Receita Federal desmente boato sobre soma da renda pessoal ao faturamento do MEI. Regras não mudaram e limite de R$ 81 mil segue igual. Entenda o esclarecimento.

Bruna MachadoPor Bruna Machado8 min de leitura
MEI crédito

A Receita Federal divulgou, em comunicado oficial publicado na sexta-feira (28), que é falsa a informação que circula nas redes sociais, em entrevistas e até em veículos de imprensa sobre a suposta soma da renda pessoal do titular ao faturamento do MEI para fins de enquadramento no regime.

A declaração veio após forte repercussão de conteúdos que afirmavam que salários, movimentações bancárias e outras receitas pessoais influenciariam o limite anual de R$ 81 mil.

Segundo o órgão, não houve qualquer mudança na legislação e o cálculo do faturamento do MEI permanece baseado exclusivamente na receita bruta obtida pela atividade econômica exercida.
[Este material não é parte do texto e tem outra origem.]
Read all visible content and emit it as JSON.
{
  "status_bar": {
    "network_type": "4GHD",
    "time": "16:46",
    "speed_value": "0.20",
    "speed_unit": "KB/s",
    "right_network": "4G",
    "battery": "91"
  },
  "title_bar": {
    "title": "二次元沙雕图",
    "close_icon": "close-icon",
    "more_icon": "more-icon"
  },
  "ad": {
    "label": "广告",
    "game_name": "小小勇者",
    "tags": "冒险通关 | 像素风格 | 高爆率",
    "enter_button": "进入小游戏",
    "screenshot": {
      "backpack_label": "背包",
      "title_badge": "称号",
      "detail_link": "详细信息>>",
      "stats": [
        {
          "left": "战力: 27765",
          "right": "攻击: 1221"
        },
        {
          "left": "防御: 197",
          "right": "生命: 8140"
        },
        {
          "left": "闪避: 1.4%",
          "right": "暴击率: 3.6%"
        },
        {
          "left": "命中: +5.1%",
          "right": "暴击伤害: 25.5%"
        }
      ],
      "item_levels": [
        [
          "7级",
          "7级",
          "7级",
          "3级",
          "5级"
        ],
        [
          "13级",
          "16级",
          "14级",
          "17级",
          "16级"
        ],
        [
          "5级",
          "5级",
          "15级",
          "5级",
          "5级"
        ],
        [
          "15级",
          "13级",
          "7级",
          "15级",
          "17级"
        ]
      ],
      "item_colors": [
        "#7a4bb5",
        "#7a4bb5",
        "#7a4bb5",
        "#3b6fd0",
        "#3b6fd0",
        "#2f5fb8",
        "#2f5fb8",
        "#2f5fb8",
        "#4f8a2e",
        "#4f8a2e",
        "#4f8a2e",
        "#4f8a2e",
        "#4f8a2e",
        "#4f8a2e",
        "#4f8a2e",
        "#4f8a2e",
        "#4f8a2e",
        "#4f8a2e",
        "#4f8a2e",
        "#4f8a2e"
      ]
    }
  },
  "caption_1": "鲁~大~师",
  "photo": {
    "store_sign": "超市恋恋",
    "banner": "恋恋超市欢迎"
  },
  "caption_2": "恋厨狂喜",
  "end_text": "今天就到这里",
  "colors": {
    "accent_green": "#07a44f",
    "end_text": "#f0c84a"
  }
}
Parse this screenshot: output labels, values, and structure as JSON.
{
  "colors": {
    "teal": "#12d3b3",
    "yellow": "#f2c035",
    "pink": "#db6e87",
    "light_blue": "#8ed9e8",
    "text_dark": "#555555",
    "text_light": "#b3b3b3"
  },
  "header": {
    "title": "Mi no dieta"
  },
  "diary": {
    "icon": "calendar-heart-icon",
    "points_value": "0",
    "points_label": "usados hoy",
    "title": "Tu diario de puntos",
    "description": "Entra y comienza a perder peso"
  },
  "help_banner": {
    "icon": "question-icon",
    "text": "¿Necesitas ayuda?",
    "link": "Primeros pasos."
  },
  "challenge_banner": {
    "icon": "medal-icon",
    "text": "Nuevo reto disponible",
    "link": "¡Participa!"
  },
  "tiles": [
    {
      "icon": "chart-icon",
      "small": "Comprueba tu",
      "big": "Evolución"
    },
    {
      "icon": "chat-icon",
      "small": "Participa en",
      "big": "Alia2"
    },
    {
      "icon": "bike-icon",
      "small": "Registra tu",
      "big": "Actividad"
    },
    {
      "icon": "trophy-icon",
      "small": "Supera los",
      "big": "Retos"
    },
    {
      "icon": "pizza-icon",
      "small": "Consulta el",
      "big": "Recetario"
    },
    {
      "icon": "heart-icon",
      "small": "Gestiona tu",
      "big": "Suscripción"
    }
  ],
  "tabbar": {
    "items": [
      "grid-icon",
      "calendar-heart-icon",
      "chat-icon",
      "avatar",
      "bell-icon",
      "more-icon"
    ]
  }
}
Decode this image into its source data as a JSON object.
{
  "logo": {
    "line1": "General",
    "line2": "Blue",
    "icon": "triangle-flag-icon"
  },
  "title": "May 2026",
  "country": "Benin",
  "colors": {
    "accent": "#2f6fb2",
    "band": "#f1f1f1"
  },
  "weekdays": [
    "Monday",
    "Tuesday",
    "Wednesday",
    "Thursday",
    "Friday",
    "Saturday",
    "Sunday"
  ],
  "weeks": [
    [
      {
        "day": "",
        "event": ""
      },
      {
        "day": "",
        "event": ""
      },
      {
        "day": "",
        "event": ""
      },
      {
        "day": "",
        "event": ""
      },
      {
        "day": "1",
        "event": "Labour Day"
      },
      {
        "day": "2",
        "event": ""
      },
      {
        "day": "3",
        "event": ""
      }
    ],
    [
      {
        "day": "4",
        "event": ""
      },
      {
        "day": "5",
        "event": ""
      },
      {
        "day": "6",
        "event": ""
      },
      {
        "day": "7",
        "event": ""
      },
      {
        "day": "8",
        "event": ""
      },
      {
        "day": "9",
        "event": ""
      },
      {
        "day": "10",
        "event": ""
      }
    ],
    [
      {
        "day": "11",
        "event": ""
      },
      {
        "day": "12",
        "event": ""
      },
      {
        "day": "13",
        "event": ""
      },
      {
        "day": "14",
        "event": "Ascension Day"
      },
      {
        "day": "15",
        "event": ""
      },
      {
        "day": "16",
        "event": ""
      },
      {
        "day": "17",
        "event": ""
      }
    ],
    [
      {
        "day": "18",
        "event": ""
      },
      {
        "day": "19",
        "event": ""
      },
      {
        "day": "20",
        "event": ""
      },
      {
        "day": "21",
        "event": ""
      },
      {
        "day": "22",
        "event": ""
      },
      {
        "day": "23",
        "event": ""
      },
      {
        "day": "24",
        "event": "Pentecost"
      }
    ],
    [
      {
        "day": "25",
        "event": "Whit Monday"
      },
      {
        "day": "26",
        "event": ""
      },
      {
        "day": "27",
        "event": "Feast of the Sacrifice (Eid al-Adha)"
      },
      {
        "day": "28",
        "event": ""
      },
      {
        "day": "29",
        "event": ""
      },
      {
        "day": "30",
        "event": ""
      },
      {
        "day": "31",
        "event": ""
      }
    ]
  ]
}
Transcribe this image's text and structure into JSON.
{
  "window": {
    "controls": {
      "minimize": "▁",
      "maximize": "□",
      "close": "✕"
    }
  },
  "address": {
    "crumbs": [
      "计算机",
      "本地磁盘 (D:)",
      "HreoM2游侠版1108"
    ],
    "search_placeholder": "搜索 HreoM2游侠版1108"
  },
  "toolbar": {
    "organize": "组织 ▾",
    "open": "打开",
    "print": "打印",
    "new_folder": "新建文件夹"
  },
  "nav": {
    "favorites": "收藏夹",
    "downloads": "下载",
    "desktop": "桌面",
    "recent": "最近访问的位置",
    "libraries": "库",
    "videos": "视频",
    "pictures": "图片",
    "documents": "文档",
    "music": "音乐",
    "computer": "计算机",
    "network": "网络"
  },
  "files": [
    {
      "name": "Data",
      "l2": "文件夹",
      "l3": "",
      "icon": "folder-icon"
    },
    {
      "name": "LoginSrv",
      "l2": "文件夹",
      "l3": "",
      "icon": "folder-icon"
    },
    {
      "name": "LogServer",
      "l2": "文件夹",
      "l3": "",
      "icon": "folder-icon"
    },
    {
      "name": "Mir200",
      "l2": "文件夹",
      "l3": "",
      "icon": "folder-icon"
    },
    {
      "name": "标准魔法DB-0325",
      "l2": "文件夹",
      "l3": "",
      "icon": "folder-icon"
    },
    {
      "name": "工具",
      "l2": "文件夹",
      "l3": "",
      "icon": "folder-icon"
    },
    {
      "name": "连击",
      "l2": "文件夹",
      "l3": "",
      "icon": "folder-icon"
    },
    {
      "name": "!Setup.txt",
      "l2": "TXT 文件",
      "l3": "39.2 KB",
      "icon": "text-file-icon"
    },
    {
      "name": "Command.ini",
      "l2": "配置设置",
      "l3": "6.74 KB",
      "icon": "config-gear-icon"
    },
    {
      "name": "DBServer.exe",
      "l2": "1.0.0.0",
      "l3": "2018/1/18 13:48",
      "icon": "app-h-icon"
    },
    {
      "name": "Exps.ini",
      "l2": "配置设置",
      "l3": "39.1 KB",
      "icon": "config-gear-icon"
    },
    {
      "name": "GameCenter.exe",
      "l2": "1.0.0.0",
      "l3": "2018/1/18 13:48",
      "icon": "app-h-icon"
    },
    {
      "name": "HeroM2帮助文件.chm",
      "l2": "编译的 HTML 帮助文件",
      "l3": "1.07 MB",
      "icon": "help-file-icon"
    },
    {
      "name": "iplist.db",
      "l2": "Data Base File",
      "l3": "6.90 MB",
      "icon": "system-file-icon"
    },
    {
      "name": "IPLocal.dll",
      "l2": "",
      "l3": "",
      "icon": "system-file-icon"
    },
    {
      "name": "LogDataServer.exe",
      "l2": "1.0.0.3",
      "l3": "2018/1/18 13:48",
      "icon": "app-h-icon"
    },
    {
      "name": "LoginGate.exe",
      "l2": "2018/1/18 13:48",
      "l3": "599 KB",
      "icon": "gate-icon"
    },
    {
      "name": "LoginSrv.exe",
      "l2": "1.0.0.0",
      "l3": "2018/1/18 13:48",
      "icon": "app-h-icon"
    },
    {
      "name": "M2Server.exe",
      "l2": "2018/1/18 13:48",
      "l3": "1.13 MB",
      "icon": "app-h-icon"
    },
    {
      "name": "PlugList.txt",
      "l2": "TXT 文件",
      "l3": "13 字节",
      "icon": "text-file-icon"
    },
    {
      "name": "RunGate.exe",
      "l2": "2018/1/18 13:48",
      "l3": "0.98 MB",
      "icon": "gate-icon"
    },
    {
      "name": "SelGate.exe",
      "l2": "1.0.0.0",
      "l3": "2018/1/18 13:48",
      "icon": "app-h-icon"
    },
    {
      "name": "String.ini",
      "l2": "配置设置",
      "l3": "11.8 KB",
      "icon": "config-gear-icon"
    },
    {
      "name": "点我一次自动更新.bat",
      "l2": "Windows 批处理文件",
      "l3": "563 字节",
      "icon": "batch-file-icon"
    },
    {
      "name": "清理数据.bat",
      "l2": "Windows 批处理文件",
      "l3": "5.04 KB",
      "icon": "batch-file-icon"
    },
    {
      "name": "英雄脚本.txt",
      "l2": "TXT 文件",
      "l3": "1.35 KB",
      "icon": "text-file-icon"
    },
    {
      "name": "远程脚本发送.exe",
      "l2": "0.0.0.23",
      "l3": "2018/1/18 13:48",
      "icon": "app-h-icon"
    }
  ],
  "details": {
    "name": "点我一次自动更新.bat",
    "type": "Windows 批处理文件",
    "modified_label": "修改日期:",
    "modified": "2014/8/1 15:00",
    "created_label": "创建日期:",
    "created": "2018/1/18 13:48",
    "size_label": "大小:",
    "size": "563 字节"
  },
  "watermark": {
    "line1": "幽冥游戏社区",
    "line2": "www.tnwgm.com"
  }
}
A mobilização para corrigir o rumor ganhou tração depois de o tema ter sido replicado em diversos meios, incluindo circular em boletins como o Press Clipping FENACON.

A Receita reforçou que a divulgação de informações oficiais é fundamental para evitar confusões e garantir que microempreendedores tenham segurança jurídica na gestão de seus negócios.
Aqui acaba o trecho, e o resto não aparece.